Abteilung V inklusive VA
Männer: 41,18 %
Frauen: 58,82 %

Abteilung HA TP inklusive TP A
Männer: 73,47 %
Frauen: 26,53 %

Abteilung HA TB inklusive TB-A, TB-S
Männer: 88,98 %
Frauen: 11,02 %

Abteilung HA M inklusive M-01, M-02
Männer: 48,84 %
Frauen: 51,16 %

Abteilung TA
Männer: 38,71 %
Frauen: 61,29 %

Abteilung K
Männer: 58,49 %
Frauen: 41,51 %

Abteilung P
Männer: 66,67 %
Frauen: 33,33 %

Beurlaubte
Männer: 33,34 %
Frauen: 66,66 %

Der Anteil von Beschäftigten bei den StEB Köln mit einer schweren Behinderung betrug zum 31.12.2017  7,39 Prozent.

Leistungsindikator GRI SRS-406-1: Diskriminierungsvorfälle
Die berichtende Organisation muss folgende Informationen offenlegen:

a. Gesamtzahl der Diskriminierungsvorfälle während des Berichtszeitraums.

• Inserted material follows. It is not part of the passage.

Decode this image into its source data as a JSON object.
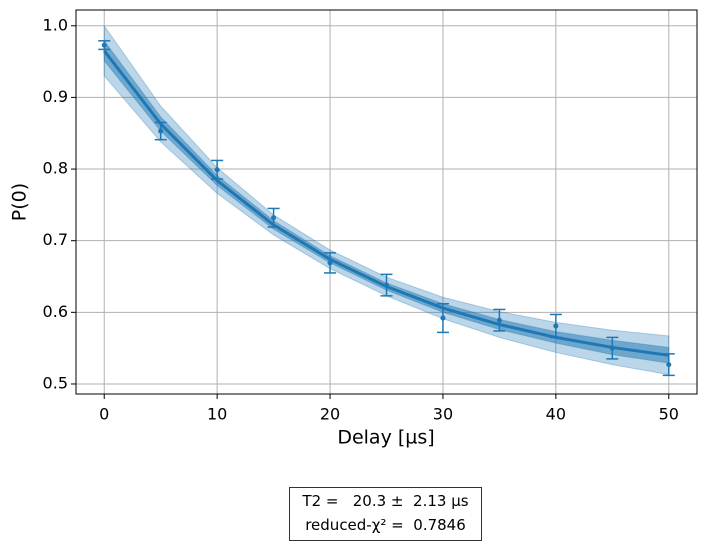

b. Status der Vorfälle und ergriffene Maßnahmen mit Bezug auf die folgenden Punkte:
i. Von der Organisation geprüfter Vorfall;
ii. Umgesetzte Abhilfepläne;
iii. Abhilfepläne, die umgesetzt wurden und deren Ergebnisse im Rahmen eines routinemäßigen internen Managementprüfverfahrens bewertet wurden;
iv. Vorfall ist nicht mehr Gegenstand einer Maßnahme oder Klage.

Zur Vermeidung von Diskriminierung haben die StEB Köln einen Obmann als Ansprechpartner benannt. Betroffene können sich zusätzlich an den Personalrat oder direkt an die Geschäftsführung wenden. In der Behandlung von Diskriminierungsfällen wird großer Wert auf einen zeitnahen und vertraulichen Lösungsweg gelegt, um zusätzlichen Schaden für Betroffene zu vermeiden. In den jährlichen Mitarbeitergesprächen wird das Thema aktiv angesprochen, um frühzeitig bei möglichen Fehlentwicklungen eingreifen und gegensteuern zu können.

Im Unternehmen StEB Köln sind 2017 keine Diskriminierungsvorfälle bekannt geworden.